43. We have already remarked on the paucity of the Appellant's evidence which was before Judge Green and the evidence which the Respondent had put forward and on which Judge Green relied. There is no error of law in his finding based on that evidence. We are therefore satisfied that the second ground is not made out.
44. Our primary conclusion, therefore, is that the Decision contains no error of law on either ground. Even if we had been persuaded that there was an error in the Judge's reliance on case law prior to Paposhvili, we would have reached the conclusion that the error could not make any difference based in particular on the evidence which was before the Judge. As we have already identified, the Applicant failed to provide sufficient evidence to show that treatment would not be available to her in China. Even if the Judge had before him Dr Tran's report, we are satisfied that the evidence put forward could not make any difference to the finding that the Appellant has failed to show a real risk of a breach of Article 3 ECHR due to the lack of substantiated evidence about the availability (including cost) of treatment in China. Finally, even if we had been persuaded to set aside the Decision, we would have concluded on the evidence presently available that the outcome should be the same as the Appellant has failed to discharge her burden of showing that there is a real risk of ill-treatment in China based on the lack of available treatment for her medical conditions in that country.
45. We have made a number of observations about Dr Tran's report with which we did not need to deal in light of our conclusions regarding the lack of any error of law. We have done so, however, in order to identify the gaps and deficiencies in her report and to assist in showing the sort of evidence which the Appellant would need to put forward in support of her case.
46. As Mr Winter accepted, it may well be that, in light of the observations which we made about Dr Tran's report, the Appellant would be better served by making further submissions to the Respondent based on different evidence or at least fully referenced evidence which plugs the gaps we have identified.

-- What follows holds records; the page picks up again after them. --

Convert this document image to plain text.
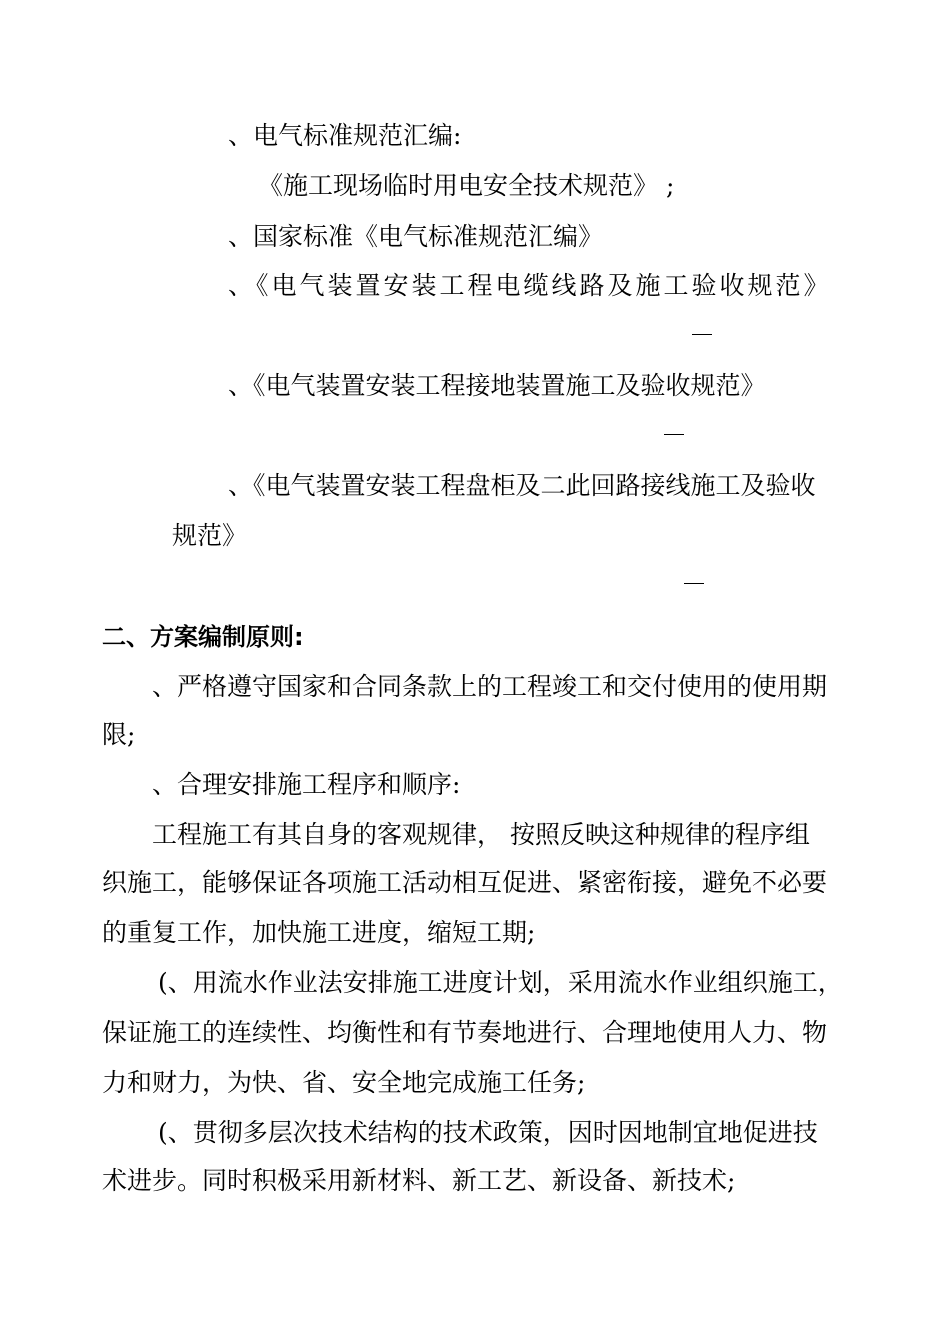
、电气标准规范汇编:
《施工现场临时用电安全技术规范》 ;
、国家标准《电气标准规范汇编》
、《电气装置安装工程电缆线路及施工验收规范》
、《电气装置安装工程接地装置施工及验收规范》
、《电气装置安装工程盘柜及二此回路接线施工及验收
规范》
二、方案编制原则:
、严格遵守国家和合同条款上的工程竣工和交付使用的使用期
限;
、合理安排施工程序和顺序:
工程施工有其自身的客观规律， 按照反映这种规律的程序组
织施工，能够保证各项施工活动相互促进、紧密衔接，避免不必要
的重复工作，加快施工进度，缩短工期;
(、用流水作业法安排施工进度计划，采用流水作业组织施工，
保证施工的连续性、均衡性和有节奏地进行、合理地使用人力、物
力和财力，为快、省、安全地完成施工任务;
(、贯彻多层次技术结构的技术政策，因时因地制宜地促进技
术进步。同时积极采用新材料、新工艺、新设备、新技术;
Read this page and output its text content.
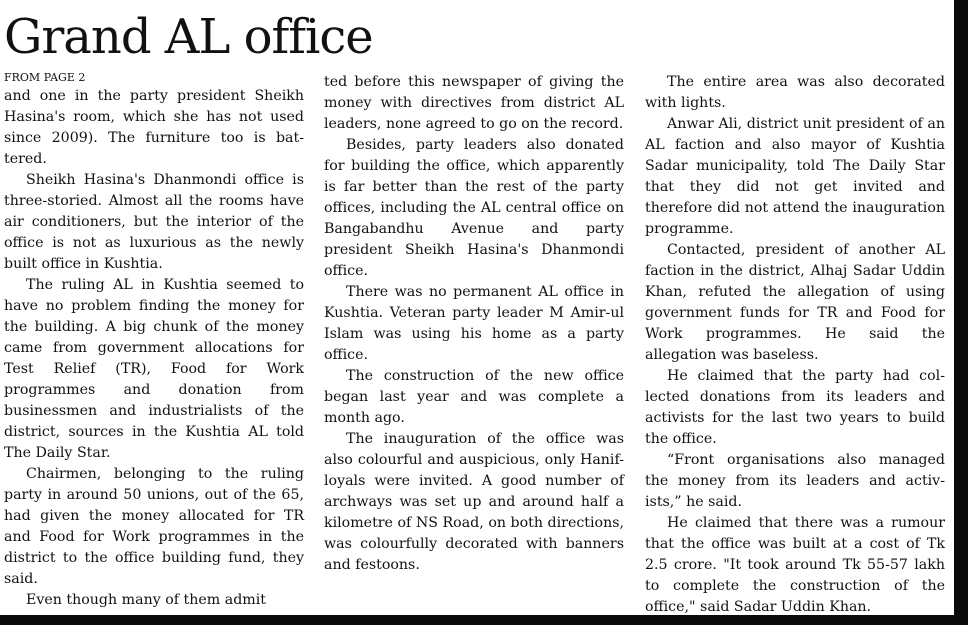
Grand AL office
FROM PAGE 2

and one in the party president Sheikh Hasina's room, which she has not used since 2009). The furniture too is battered.

Sheikh Hasina's Dhanmondi office is three-storied. Almost all the rooms have air conditioners, but the interior of the office is not as luxurious as the newly built office in Kushtia.

The ruling AL in Kushtia seemed to have no problem finding the money for the building. A big chunk of the money came from government allocations for Test Relief (TR), Food for Work programmes and donation from businessmen and industrialists of the district, sources in the Kushtia AL told The Daily Star.

Chairmen, belonging to the ruling party in around 50 unions, out of the 65, had given the money allocated for TR and Food for Work programmes in the district to the office building fund, they said.

Even though many of them admit

ted before this newspaper of giving the money with directives from district AL leaders, none agreed to go on the record.

Besides, party leaders also donated for building the office, which apparently is far better than the rest of the party offices, including the AL central office on Bangabandhu Avenue and party president Sheikh Hasina's Dhanmondi office.

There was no permanent AL office in Kushtia. Veteran party leader M Amir-ul Islam was using his home as a party office.

The construction of the new office began last year and was complete a month ago.

The inauguration of the office was also colourful and auspicious, only Hanif-loyals were invited. A good number of archways was set up and around half a kilometre of NS Road, on both directions, was colourfully decorated with banners and festoons.

The entire area was also decorated with lights.

Anwar Ali, district unit president of an AL faction and also mayor of Kushtia Sadar municipality, told The Daily Star that they did not get invited and therefore did not attend the inauguration programme.

Contacted, president of another AL faction in the district, Alhaj Sadar Uddin Khan, refuted the allegation of using government funds for TR and Food for Work programmes. He said the allegation was baseless.

He claimed that the party had collected donations from its leaders and activists for the last two years to build the office.

“Front organisations also managed the money from its leaders and activists,” he said.

He claimed that there was a rumour that the office was built at a cost of Tk 2.5 crore. "It took around Tk 55-57 lakh to complete the construction of the office," said Sadar Uddin Khan.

47. Mr Jarvis very helpfully conceded that if the Appellant were to put forward the sort of evidence which is now needed post AM (Zimbabwe) to show a real risk that Article 3 would be breached on return, the Respondent would, at the very least, treat the further submissions as a fresh claim which would give the Appellant a further right of appeal. Indeed, he gave an undertaking to that effect.
DECISION
We are satisfied that the decision of First-tier Tribunal Judge AMS Green promulgated on 5 August 2017 does not disclose an error of law. We therefore uphold that decision.